La noruega Mette-Marit aparece por primera vez con asistencia de oxígeno: una imagen que reaviva la preocupación.
La noruega Mette-Marit aparece por primera vez con asistencia de oxígeno: una imagen que reaviva la preocupación.

La princesa Mette-Marit de Noruega apareció el viernes en una recepción oficial con un dispositivo de asistencia de oxígeno, una imagen sin precedentes que generó de inmediato preocupación en el país. La esposa del príncipe heredero Haakon asistía a un evento en honor a los atletas noruegos, en medio de la creciente inquietud por su salud.

Esta aparición se produce tras el anuncio de un notable deterioro en su estado de salud. Desde hace varios años, la princesa padece una enfermedad pulmonar crónica e incurable que afecta progresivamente su capacidad respiratoria y dificulta el desempeño de sus funciones oficiales.

Salud debilitada por una enfermedad crónica

Mette-Marit, de 52 años, padece fibrosis pulmonar, una enfermedad grave que provoca el engrosamiento y la rigidez del tejido pulmonar. Esta enfermedad conlleva una dificultad respiratoria cada vez mayor, fatiga significativa y, en última instancia, limitaciones importantes en la vida diaria.

Hasta ahora, la princesa había seguido apareciendo en público a pesar de sus dificultades, a veces ajustando su agenda y reduciendo ciertos viajes. Pero esta nueva imagen, con asistencia respiratoria visible, da una dimensión aún más concreta a la gravedad de su estado.

La necesidad de oxígeno no deja lugar a dudas: la enfermedad ha alcanzado una nueva fase. Para muchos observadores, este momento marca un punto de inflexión en la forma en que la familia real noruega presenta la realidad de la lucha de la princesa.

Una presencia valiente a pesar de la dura prueba.

Lejos de retirarse por completo de la vida pública, Mette-Marit optó por cumplir con este compromiso oficial, a pesar de su delicada salud. Esta decisión fue aclamada como un gesto de valentía y lealtad a su papel. Su presencia, aunque breve, transmitió un poderoso mensaje: el de una mujer decidida a mantenerse activa el mayor tiempo posible, a pesar de su enfermedad.

Desde que se unió a la familia real, Mette-Marit se ha consolidado como una figura respetada y popular, apreciada por su cercanía, sencillez y compromiso con causas sociales, culturales y humanitarias. Esta reciente aparición refuerza aún más el cariño que un sector del público le profesa.

La familia real se enfrenta a un período delicado.
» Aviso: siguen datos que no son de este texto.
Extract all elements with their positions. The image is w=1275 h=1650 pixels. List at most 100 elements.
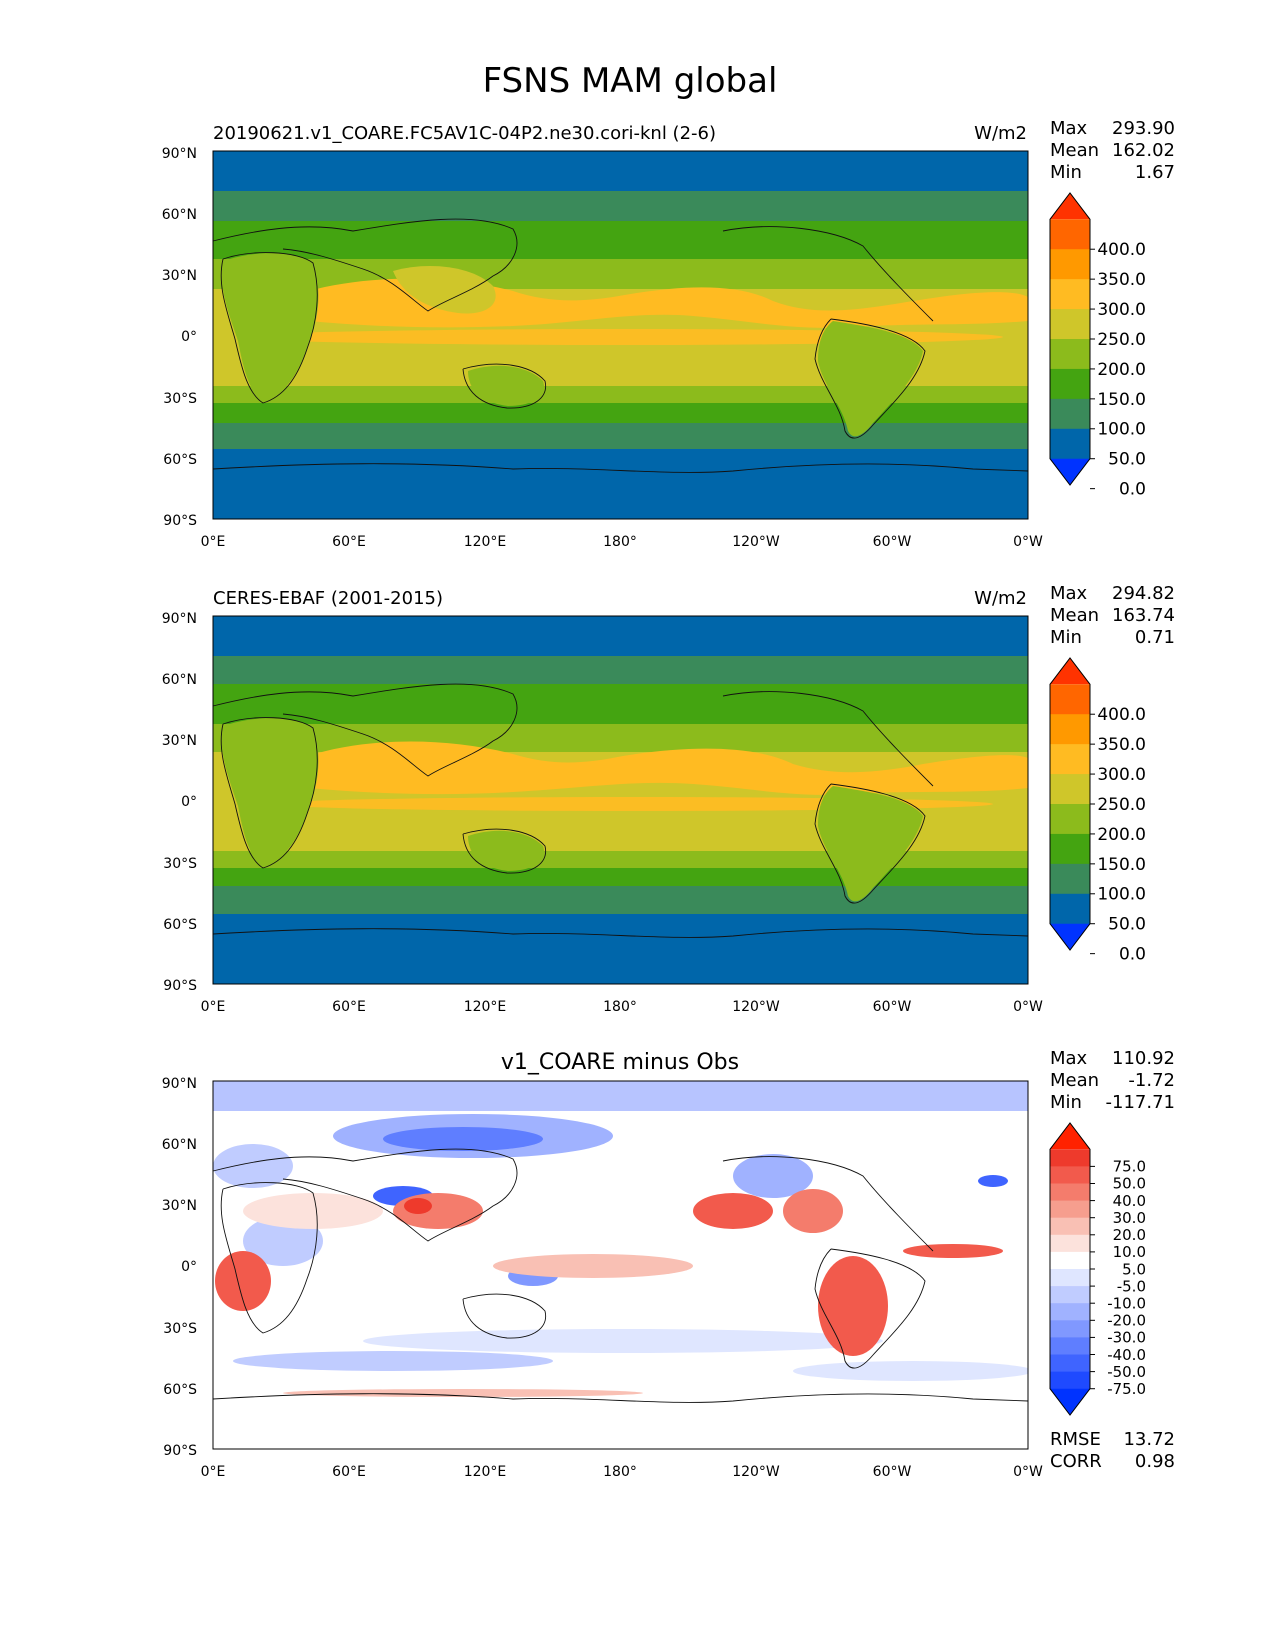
colorbar-extend-min	[1050, 458, 1090, 485]
diff-positive-regions	[215, 1189, 1003, 1397]
stat-max-value: 294.82	[1112, 583, 1175, 604]
stat-min-label: Min	[1050, 1092, 1082, 1113]
colorbar-segment	[1050, 249, 1090, 280]
colorbar-tick-label: 300.0	[1097, 765, 1146, 785]
sw-band-subarctic	[213, 656, 1028, 684]
lat-tick: 90°N	[162, 146, 197, 162]
map-frame	[212, 615, 1029, 985]
colorbar-tick-label: 20.0	[1113, 1226, 1146, 1244]
colorbar-tick-label: 150.0	[1097, 390, 1146, 410]
colorbar-segment	[1050, 1251, 1090, 1270]
lon-tick: 180°	[603, 999, 637, 1015]
colorbar: 75.050.040.030.020.010.05.0-5.0-10.0-20.…	[1049, 1122, 1146, 1416]
lon-tick: 0°E	[201, 534, 226, 550]
stat-min-value: 1.67	[1135, 162, 1175, 183]
colorbar-segment	[1050, 1354, 1090, 1373]
lon-tick: 0°E	[201, 999, 226, 1015]
colorbar-tick-label: 10.0	[1113, 1243, 1146, 1261]
lat-tick: 0°	[181, 329, 197, 345]
lon-tick: 0°W	[1013, 534, 1043, 550]
colorbar-segment	[1050, 833, 1090, 865]
lat-tick: 90°N	[162, 1076, 197, 1092]
map-area	[212, 615, 1029, 985]
colorbar-tick-label: 100.0	[1097, 885, 1146, 905]
lat-tick: 60°N	[162, 1137, 197, 1153]
lat-tick: 30°N	[162, 733, 197, 749]
colorbar-segment	[1050, 1149, 1090, 1167]
panel-ref: CERES-EBAF (2001-2015) W/m2	[162, 583, 1175, 1015]
lat-tick: 60°S	[163, 452, 197, 468]
colorbar-segment	[1050, 428, 1090, 460]
colorbar-tick-label: 400.0	[1097, 705, 1146, 725]
coastlines	[212, 218, 1029, 473]
lat-tick: 30°N	[162, 268, 197, 284]
colorbar-tick-label: 250.0	[1097, 330, 1146, 350]
stat-min-label: Min	[1050, 627, 1082, 648]
stat-max-label: Max	[1050, 583, 1088, 604]
colorbar-extend-min	[1050, 1388, 1090, 1415]
colorbar-tick-label: 300.0	[1097, 300, 1146, 320]
colorbar-tick-label: -30.0	[1107, 1329, 1146, 1347]
stat-corr-label: CORR	[1050, 1451, 1102, 1472]
land-overlay	[221, 718, 923, 902]
map-frame	[212, 150, 1029, 520]
stat-mean-value: -1.72	[1128, 1070, 1175, 1091]
colorbar-segment	[1050, 309, 1090, 340]
sw-band-antarctic	[213, 449, 1028, 519]
lat-tick: 30°N	[162, 1198, 197, 1214]
lon-tick: 120°W	[732, 1464, 780, 1480]
stat-min-value: 0.71	[1135, 627, 1175, 648]
sw-band-arctic	[213, 616, 1028, 656]
sw-region-eq-max	[273, 797, 993, 811]
lat-tick: 60°N	[162, 207, 197, 223]
lat-tick: 60°S	[163, 917, 197, 933]
lon-tick: 60°E	[332, 999, 366, 1015]
sw-band-midlat-south	[213, 868, 1028, 886]
colorbar-segment	[1050, 714, 1090, 745]
colorbar-segment	[1050, 863, 1090, 895]
sw-band-antarctic	[213, 914, 1028, 984]
lat-tick: 30°S	[163, 856, 197, 872]
colorbar-tick-label: 75.0	[1113, 1158, 1146, 1176]
lon-tick: 60°E	[332, 1464, 366, 1480]
lat-axis: 90°N 60°N 30°N 0° 30°S 60°S 90°S	[162, 1076, 197, 1459]
stat-rmse-label: RMSE	[1050, 1429, 1101, 1450]
lat-axis: 90°N 60°N 30°N 0° 30°S 60°S 90°S	[162, 611, 197, 994]
lon-axis: 0°E 60°E 120°E 180° 120°W 60°W 0°W	[201, 1464, 1043, 1480]
colorbar-segment	[1050, 1320, 1090, 1338]
colorbar-segment	[1050, 804, 1090, 835]
colorbar-segment	[1050, 744, 1090, 775]
lon-tick: 0°W	[1013, 1464, 1043, 1480]
lon-tick: 120°E	[464, 1464, 507, 1480]
lat-tick: 90°N	[162, 611, 197, 627]
colorbar-segment	[1050, 1183, 1090, 1202]
colorbar-segment	[1050, 893, 1090, 925]
colorbar-segment	[1050, 1337, 1090, 1356]
colorbar-segment	[1050, 279, 1090, 310]
map-frame	[212, 1080, 1029, 1450]
panel-test: 20190621.v1_COARE.FC5AV1C-04P2.ne30.cori…	[162, 118, 1175, 550]
lat-tick: 30°S	[163, 391, 197, 407]
colorbar-segment	[1050, 368, 1090, 400]
colorbar-segment	[1050, 339, 1090, 370]
colorbar-segment	[1050, 1166, 1090, 1184]
map-area	[212, 1080, 1029, 1450]
sw-band-midlat-north	[213, 684, 1028, 724]
lat-tick: 90°S	[163, 1443, 197, 1459]
colorbar-tick-label: 50.0	[1113, 1175, 1146, 1193]
colorbar-segment	[1050, 1200, 1090, 1219]
map-area	[212, 150, 1029, 520]
stat-mean-label: Mean	[1050, 1070, 1099, 1091]
colorbar-tick-label: 150.0	[1097, 855, 1146, 875]
lon-tick: 60°W	[873, 999, 912, 1015]
colorbar-tick-label: 200.0	[1097, 360, 1146, 380]
colorbar-segment	[1050, 398, 1090, 430]
lon-tick: 0°W	[1013, 999, 1043, 1015]
colorbar-tick-label: 200.0	[1097, 825, 1146, 845]
colorbar-tick-label: 50.0	[1108, 450, 1146, 470]
sw-band-midlat-north	[213, 221, 1028, 259]
colorbar-tick-label: -50.0	[1107, 1363, 1146, 1381]
panel-units: W/m2	[974, 588, 1027, 609]
sw-region-eq-max	[243, 329, 1003, 345]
La familia real noruega atraviesa un momento particularmente difícil. Al revelar recientemente un marcado deterioro en la salud de la princesa, el palacio había preparado al público para un período aún más complicado. La imagen de Mette-Marit recibiendo oxígeno ilustra ahora esta realidad de forma muy concreta.

Este acontecimiento podría tener consecuencias para su agenda pública en los próximos meses. Desde hace algún tiempo, sus compromisos se han ido ajustando a su estado de salud, con cancelaciones y aplazamientos cada vez más frecuentes. Su bienestar parece ser ahora la prioridad, aunque la princesa continúa, cuando le es posible, realizando ciertas apariciones simbólicas.

Una imagen poco común

En las monarquías europeas, los asuntos de salud suelen estar rodeados de discreción y reserva. Por lo tanto, ver a una princesa heredera con un dispositivo médico visible es un hecho excepcional. Esta imagen rompe con los códigos habituales de representación del poder real, tradicionalmente asociados con el control, la continuidad y la estabilidad.

En Noruega, esta aparición provocó una oleada de emoción. Muchos la consideraron un momento profundamente humano, marcado por la solemnidad pero también por la valentía. La princesa siempre ha gozado de un considerable apoyo público, y las noticias sobre su salud han generado una gran muestra de compasión.